One of the most basic, and at the same time, most effective way to light a character or object in a scene, is using a three-point lighting setup. This setup is used extensively by photographers, filmmakers or CGI artists. But as you’ll see in this example, creative use of the three-point lighting method can be used also as a storytelling device.
Let’s quickly describe, what the three-point lighting method is all about. As the name suggests, we’ll be using three lights: key light, fill light and back light. Let’s start with the key light.
Key light is our main source of light. It is the brightest light, which defines the overall direction, angle, color and strength of light and shadows in the scene.
Fill light shines at the subject from the same side, but at a different angle. It has lower intensity than the key light and its main function is to “fill in” the harsh shadows, created by the key light.
Back light, a.k.a. rim light, shines at the subject from behind, creating a light wrap around character/object’s contours, helping thus separate the character/object from the background.
It is also clearly visible, that back light, due to its position, hides the character/object in shadows.
Emotional meaning of shadows:
Everybody will associate different meanings and assign different values to that word, so in the following sentences, I’ll try to describe, what it means to me.
- The first association is something dark, something bad and evil.

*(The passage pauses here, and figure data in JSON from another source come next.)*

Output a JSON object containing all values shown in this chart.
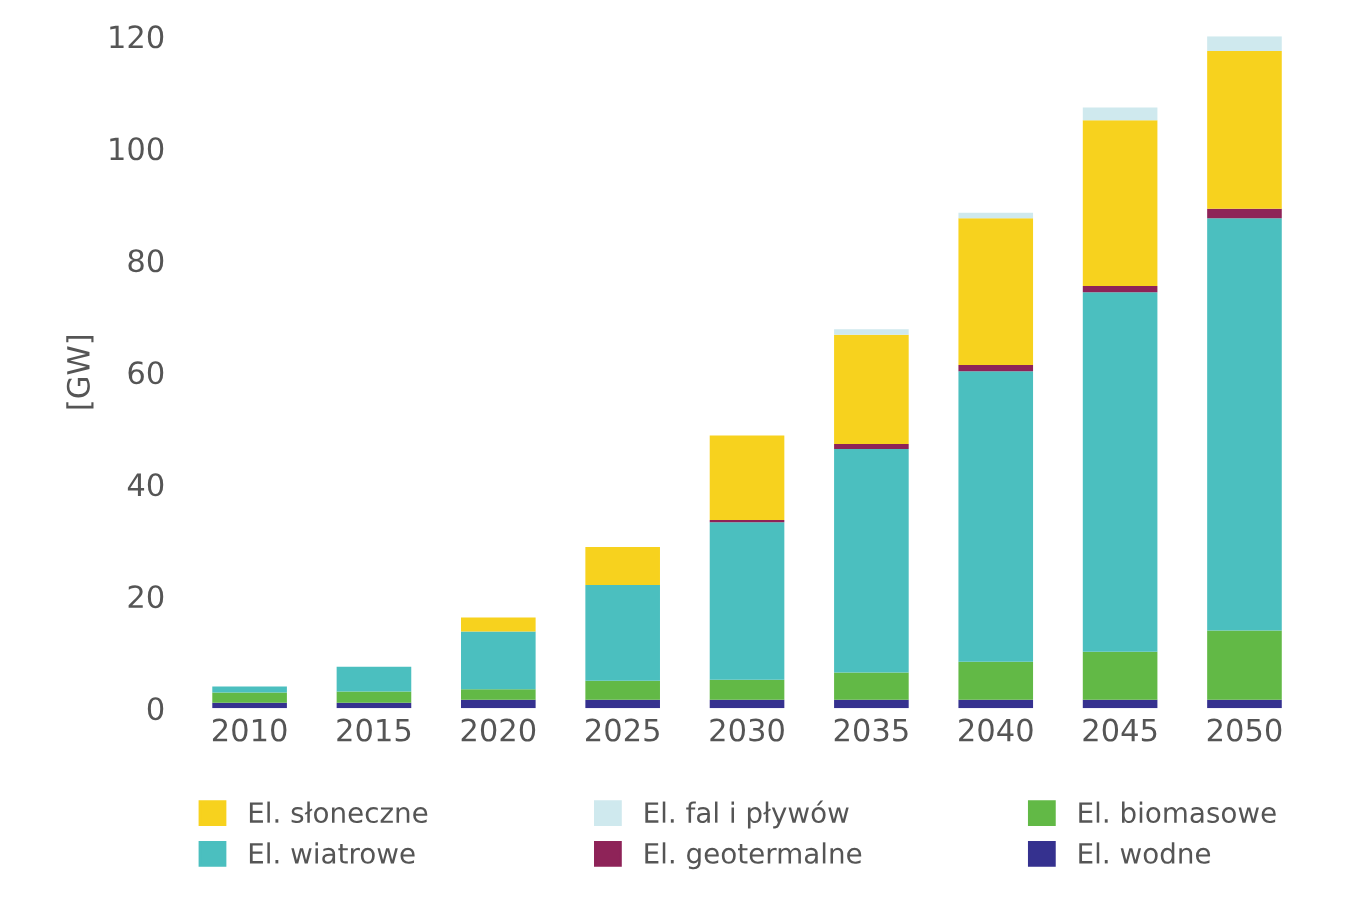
{
  "chart_data": {
    "type": "bar",
    "stacked": true,
    "ylabel": "[GW]",
    "categories": [
      "2010",
      "2015",
      "2020",
      "2025",
      "2030",
      "2035",
      "2040",
      "2045",
      "2050"
    ],
    "series": [
      {
        "name": "El. wodne",
        "color": "#35318f",
        "values": [
          1,
          1,
          1.5,
          1.5,
          1.5,
          1.5,
          1.5,
          1.5,
          1.5
        ]
      },
      {
        "name": "El. biomasowe",
        "color": "#62b946",
        "values": [
          1.8,
          2,
          1.9,
          3.4,
          3.6,
          4.9,
          6.8,
          8.6,
          12.4
        ]
      },
      {
        "name": "El. wiatrowe",
        "color": "#4bbfbf",
        "values": [
          1.1,
          4.4,
          10.3,
          17.1,
          28.1,
          39.9,
          51.9,
          64.2,
          73.6
        ]
      },
      {
        "name": "El. geotermalne",
        "color": "#8e2358",
        "values": [
          0,
          0,
          0,
          0,
          0.4,
          0.9,
          1.1,
          1.1,
          1.7
        ]
      },
      {
        "name": "El. słoneczne",
        "color": "#f7d21e",
        "values": [
          0,
          0,
          2.5,
          6.8,
          15.1,
          19.5,
          26.2,
          29.6,
          28.2
        ]
      },
      {
        "name": "El. fal i pływów",
        "color": "#cfe9ee",
        "values": [
          0,
          0,
          0,
          0,
          0,
          1.0,
          1.0,
          2.3,
          2.6
        ]
      }
    ],
    "ylim": [
      0,
      120
    ],
    "yticks": [
      0,
      20,
      40,
      60,
      80,
      100,
      120
    ],
    "grid": false,
    "legend": "bottom"
  }
}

The dark side of your personality, that nobody should know about.
- Secondly, it may represent your wrongdoings, or demons haunting you for the bad things, you did in your past.
- Next, shadows are kind of mystery, they impose more questions than answers.
- And lastly, shadows may portray evil intentions or plans.
Buzz versus Lotso
The scene starts, when the daycare closes. (Notice the lighting in the scene, telling us that it’s a late afternoon!) Andy’s toys are tired, exhausted and frustrated, because their first playtime in the daycare was a lot different from what they were looking for.
Therefore, Buzz decides to go to visit Lotso (local boss) and talk with him about moving him and his friends to the other room, where they’ll be treated much better.
On his way to Lotso, he has to pass several obstacles and guards. Now, notice the long shadows of the guards in the picture above, caused by the back light. I don’t know what exactly they mean, but on emotional level, it tells me, that these guys are bad.
Continuing on the way, Buzz enters the vending machine, but gets caught later by a big doll baby. He is then moved to the library, when he finally meets Lotso. They have a short argument, after which Lotso decides to reset Buzz, by switching him from the play to demo mode.
In the picture above, we can see Lotso reading the manual, searching for instructions, how to reset Buzz Lightyear to the original factory settings.
What is really exciting here, is the lighting of the scene, primarily the lighting of Lotso. The back light creates nice light wrap (rim) around his contours, but most importantly, because of the missing key and fill light, Lotso’s face is in the shadow.
Again, emotionally, it really works for me. It shows the dark side of his character and his bad intentions with Buzz.
I can’t wait to watch the movie again and search for other examples of cinematic storytelling. I love you Pixar!